No pediré a nadie que me crea, pero, por si fuera relevante, aquella tarde del 25 de noviembre de 2020, vi llorar a un balón de fútbol. Estaba arrinconado, sobre una peana, como una especie de trofeo o escultura pintoresca, y lagrimeaba como en el tango de Scatasso y Navión.
Apenas unos segundos antes, un mensaje de texto llegado de un amigo de la Argentina. Conciso, frío, cortante como los puñales que se clavan en la espalda desprotegida y confiada.
«Murió el Diego»
Reacción instintiva. Una rápida consulta a todos los diarios digitales. Los españoles aún no facilitaban la noticia. Infobae, adelantaba lo que parecía una irrealidad. Y, en apenas unos segundos, el mundo informativo varió sus portadas y arranques, las redes sociales se llenaron de pésames y recuerdos mientras que las calles de Buenos Aires se convierten en un monumental y multitudinario duelo.
Porque, sí, aquella tarde española, aún mañana en la patria albiceleste, el hombre nacido Diego Armando Maradona abandonaba su ser terrenal y, si es que no lo había hecho previamente, se encaramaba al altar de deidad futbolística.
Los que iniciamos la cuarentena (pandémica) coetáneamente con la otra (la del calendario) tuvimos ocasión de disfrutar el fenómeno Maradona sin necesidad de recurrir al cántico y la glosa —no siempre imparcial— de los hagiógrafos ulteriores. Vivir los acontecimientos ayuda a analizar alejándose del habitual recurso al arabesco lingüístico.
El Mundial México 86, vencido por una Argentina que, objetivamente, distaba mucho de ser el mejor equipo de los que participaron, encumbró al 10 argentino de un modo rara vez observado en tal competición —antes y después de su acontecimiento. Aparte del afamado gol a los ingleses (se hace imprecisa mayor referencia), Diego fue totalmente crucial en todos los encuentros disputados por su selección. Si quieren gozar de un partido de auténticos quilates, no se pierdan la semifinal ante Bélgica —una cita en la que la Historia, y un penalti fallado por Eloy Olaya, apartó a España como protagonista.

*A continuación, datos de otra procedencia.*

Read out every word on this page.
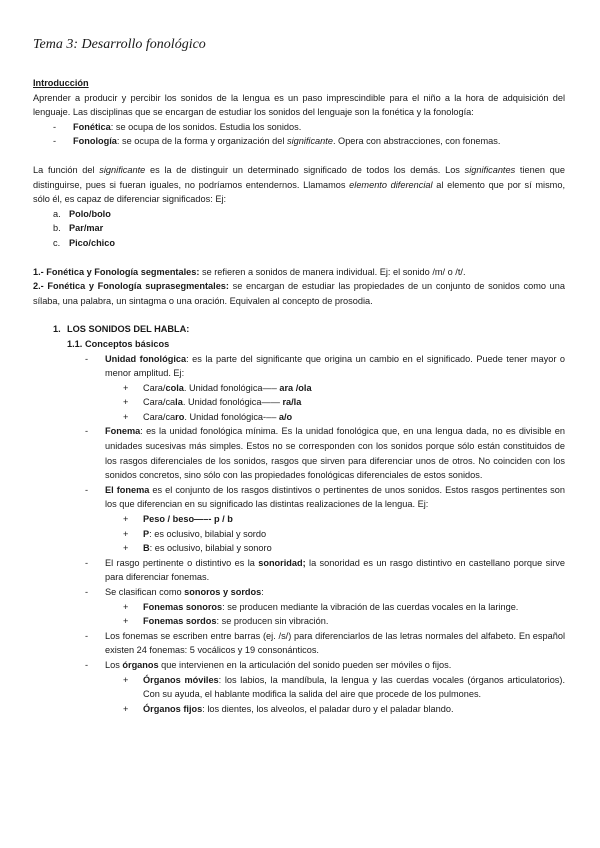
Tema 3: Desarrollo fonológico
Introducción

Aprender a producir y percibir los sonidos de la lengua es un paso imprescindible para el niño a la hora de adquisición del lenguaje. Las disciplinas que se encargan de estudiar los sonidos del lenguaje son la fonética y la fonología:

-	Fonética: se ocupa de los sonidos. Estudia los sonidos.
-	Fonología: se ocupa de la forma y organización del significante. Opera con abstracciones, con fonemas.

La función del significante es la de distinguir un determinado significado de todos los demás. Los significantes tienen que distinguirse, pues si fueran iguales, no podríamos entendernos. Llamamos elemento diferencial al elemento que por sí mismo, sólo él, es capaz de diferenciar significados: Ej:

a. Polo/bolo
b. Par/mar
c. Pico/chico

1.- Fonética y Fonología segmentales: se refieren a sonidos de manera individual. Ej: el sonido /m/ o /t/.

2.- Fonética y Fonología suprasegmentales: se encargan de estudiar las propiedades de un conjunto de sonidos como una sílaba, una palabra, un sintagma o una oración. Equivalen al concepto de prosodia.

1. LOS SONIDOS DEL HABLA:
1.1. Conceptos básicos
-	Unidad fonológica: es la parte del significante que origina un cambio en el significado. Puede tener mayor o menor amplitud. Ej:
+	Cara/cola. Unidad fonológica—– ara /ola
+	Cara/cala. Unidad fonológica—— ra/la
+	Cara/caro. Unidad fonológica-–– a/o
-	Fonema: es la unidad fonológica mínima. Es la unidad fonológica que, en una lengua dada, no es divisible en unidades sucesivas más simples. Estos no se corresponden con los sonidos porque sólo están constituidos de los rasgos diferenciales de los sonidos, rasgos que sirven para diferenciar unos de otros. No coinciden con los sonidos concretos, sino sólo con las propiedades fonológicas diferenciales de estos sonidos.
-	El fonema es el conjunto de los rasgos distintivos o pertinentes de unos sonidos. Estos rasgos pertinentes son los que diferencian en su significado las distintas realizaciones de la lengua. Ej:
+	Peso / beso—–- p / b
+	P: es oclusivo, bilabial y sordo
+	B: es oclusivo, bilabial y sonoro
-	El rasgo pertinente o distintivo es la sonoridad; la sonoridad es un rasgo distintivo en castellano porque sirve para diferenciar fonemas.
-	Se clasifican como sonoros y sordos:
+	Fonemas sonoros: se producen mediante la vibración de las cuerdas vocales en la laringe.
+	Fonemas sordos: se producen sin vibración.
-	Los fonemas se escriben entre barras (ej. /s/) para diferenciarlos de las letras normales del alfabeto. En español existen 24 fonemas: 5 vocálicos y 19 consonánticos.
-	Los órganos que intervienen en la articulación del sonido pueden ser móviles o fijos.
+	Órganos móviles: los labios, la mandíbula, la lengua y las cuerdas vocales (órganos articulatorios). Con su ayuda, el hablante modifica la salida del aire que procede de los pulmones.
+	Órganos fijos: los dientes, los alveolos, el paladar duro y el paladar blando.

Pero es que la grandeza de Maradona se eleva, aún más, si cabe, en el Mundial Italia 90. De nuevo con una selección menor, algo más arropado gracias a Caniggia, Maradona aúpa a los suyos hasta la final, demostrando, de nuevo, su carácter y arrojo en la entonación de los himnos en la semifinal ante Italia —Maradona trasciende lo deportivo porque tomó partido en lo social, en lo político, en lo vivencial… Y siempre fue extremo. Otro detalle de la maravilla del argentino es el pase a Caniggia en los cuartos ante Brasil para que el delantero de la inconfundible melena rubia batiera a Taffarel y sellase el billete para cuartos de final. De nuevo, llámenlo casualidad, si Míchel hubiera saltado en la barrera de aquella falta, el rival de Argentina hubiera sido España.
Ciertos críticos, ciertos estadísticos, reprochan el «escaso» bagaje y palmarés individual en cuanto a resultados en el seno de competiciones de clubes (un Metropolitano con Boca, una Copa del Rey, una Copa de la Liga y una Supercopa con el Barça, dos Scudettos, una Copa Italiana y una Supercopa, además de la UEFA con el Nápoles).
Maradona supera la iconografía pop porque su imagen es impropia para un publicista. Es demasiado imperfecta, demasiado humana, con un centro de gravedad tan bajo que le permitía resistir las asesinas entradas que, por entonces, ni acarreaban tarjeta amarilla, aunque se quebraran huesos como la de Goicoechea en el Camp Nou.
El tránsito de Diego, aparte de iniciar esos siempre insoportables culebrones de los que, como moscas, acuden a los cadáveres aún calientes, supone la epifanía de la hermandad argentina, hasta el punto de conseguir que una camiseta de River se funda en un abrazo con otra de Boca y los hombres que las portan puedan preterir el sublime odio que se profesan para hallar refugio y compañía ante la congoja inenarrable del deceso del 10.
Hubo quien se planteó la posibilidad de que, pasados tres días, los medios nos despertaran del mal sueño y, como en una profecía observada, se anunciara la resurrección del cuerpo que acogió la inspiración del dios del fútbol aquella tarde del 86 en el Azteca.
Pero conviene acostumbrarse a los sucesos y asumir, en este doloroso aniversario, que Diego murió. Me lo confirma la pelota, que no ha parado de llorar ni un solo día desde aquella tarde del 25 de noviembre de 2020, en este año en el que vivimos sin Diego.